Re: [PATCH] x86,switch_mm: skip atomic operations for init_mm

From: Andy Lutomirski
Date: Fri Jun 01 2018 - 16:04:24 EST


On Fri, Jun 1, 2018 at 12:43 PM Rik van Riel <riel@xxxxxxxxxxx> wrote:
>
> On Fri, 2018-06-01 at 20:48 +0200, Mike Galbraith wrote:
> > On Fri, 2018-06-01 at 14:22 -0400, Rik van Riel wrote:
> > > On Fri, 2018-06-01 at 08:11 -0700, Andy Lutomirski wrote:
> > > > On Fri, Jun 1, 2018 at 5:28 AM Rik van Riel <riel@xxxxxxxxxxx>
> > > > wrote:
> > > > >
> > > > > Song noticed switch_mm_irqs_off taking a lot of CPU time in
> > > > > recent
> > > > > kernels,using 2.4% of a 48 CPU system during a netperf to
> > > > > localhost
> > > > > run.
> > > > > Digging into the profile, we noticed that cpumask_clear_cpu and
> > > > > cpumask_set_cpu together take about half of the CPU time taken
> > > > > by
> > > > > switch_mm_irqs_off.
> > > > >
> > > > > However, the CPUs running netperf end up switching back and
> > > > > forth
> > > > > between netperf and the idle task, which does not require
> > > > > changes
> > > > > to the mm_cpumask. Furthermore, the init_mm cpumask ends up
> > > > > being
> > > > > the most heavily contended one in the system.`
> > > > >
> > > > > Skipping cpumask_clear_cpu and cpumask_set_cpu for init_mm
> > > > > (mostly the idle task) reduced CPU use of switch_mm_irqs_off
> > > > > from 2.4% of the CPU to 1.9% of the CPU, with the following
> > > > > netperf commandline:
> > > >
> > > > I'm conceptually fine with this change. Does
> > > > mm_cpumask(&init_mm)
> > > > end
> > > > up in a deterministic state?
> > >
> > > Given that we do not touch mm_cpumask(&init_mm)
> > > any more, and that bitmask never appears to be
> > > used for things like tlb shootdowns (kernel TLB
> > > shootdowns simply go to everybody), I suspect
> > > it ends up in whatever state it is initialized
> > > to on startup.
> > >
> > > I had not looked into this much, because it does
> > > not appear to be used for anything.
> > >
> > > > Mike, depending on exactly what's going on with your benchmark,
> > > > this
> > > > might help recover a bit of your performance, too.
> > >
> > > It will be interesting to know how this change
> > > impacts others.
> >
> > previous pipe-test number
> > 4.13.16 2.024978 usecs/loop -- avg 2.045250 977.9 KHz
> > 4.14.47 2.234518 usecs/loop -- avg 2.227716 897.8 KHz
> > 4.15.18 2.287815 usecs/loop -- avg 2.295858 871.1 KHz
> > 4.16.13 2.286036 usecs/loop -- avg 2.279057 877.6 KHz
> > 4.17.0.g88a8676 2.288231 usecs/loop -- avg 2.288917 873.8 KHz
> >
> > new numbers
> > 4.17.0.g0512e01 2.268629 usecs/loop -- avg 2.269493 881.3 KHz
> > 4.17.0.g0512e01 2.035401 usecs/loop -- avg 2.038341 981.2 KHz +andy
> > 4.17.0.g0512e01 2.238701 usecs/loop -- avg 2.231828 896.1 KHz
> > -andy+rik
> >
> > There might be something there with your change Rik, but it's small
> > enough to be wary of variance.
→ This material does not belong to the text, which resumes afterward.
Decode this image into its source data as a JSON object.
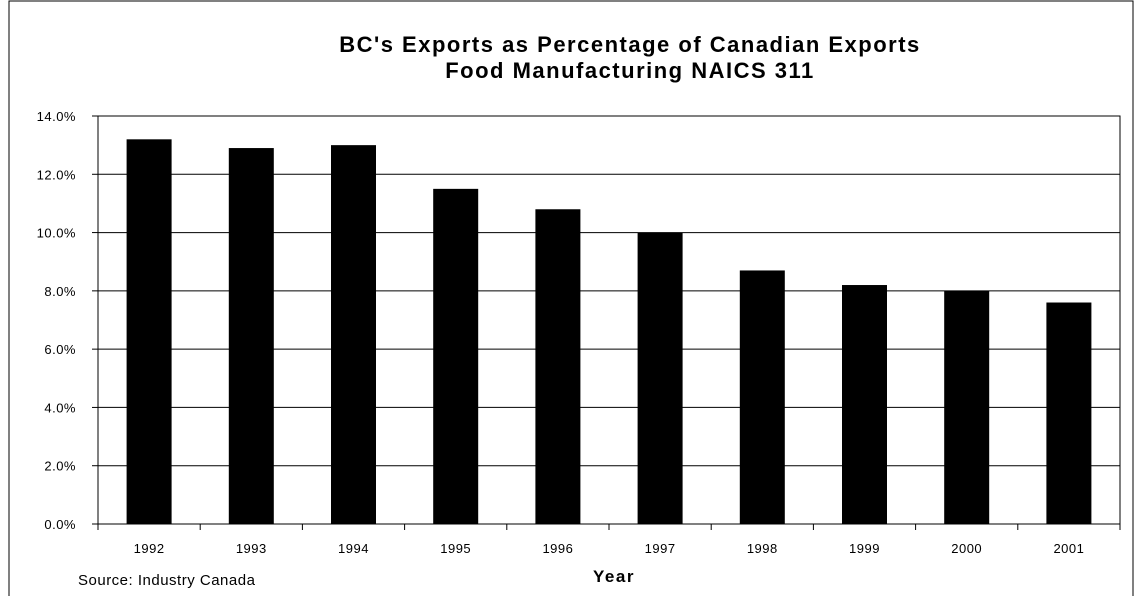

Andy's "invert the return of
> > tlb_defer_switch_to_init_mm()" is OTOH pretty clear.
>
> If inverting the return value of that function helps
> some systems, chances are the other value might help
> other systems.
>
> That makes you wonder whether it might make sense
> to always switch to lazy TLB mode, and only call
> switch_mm at TLB flush time, regardless of whether
> the CPU supports PCID...
>

Mike, you never did say: do you have PCID on your CPU? Also, what is
your workload doing to cause so many switches back and forth between
init_mm and a task.

The point of the optimization is that switching to init_mm() should be
fairly fast on a PCID system, whereas an IPI to do the deferred flush
is very expensive regardless of PCID. I wonder if we could do
something fancy where we stay on the task mm for short idles but
switch to init_mm before going deeply idle. We'd also want to switch
to init_mm when we go idle due to migrating the previously running
task, I think.

Previously, it was hard to make any decisions based on the target idle
state because the idle code chose its target state so late in the
idling process that the CPU was halfway shut down already. But I
think this is fixed now.

--Andy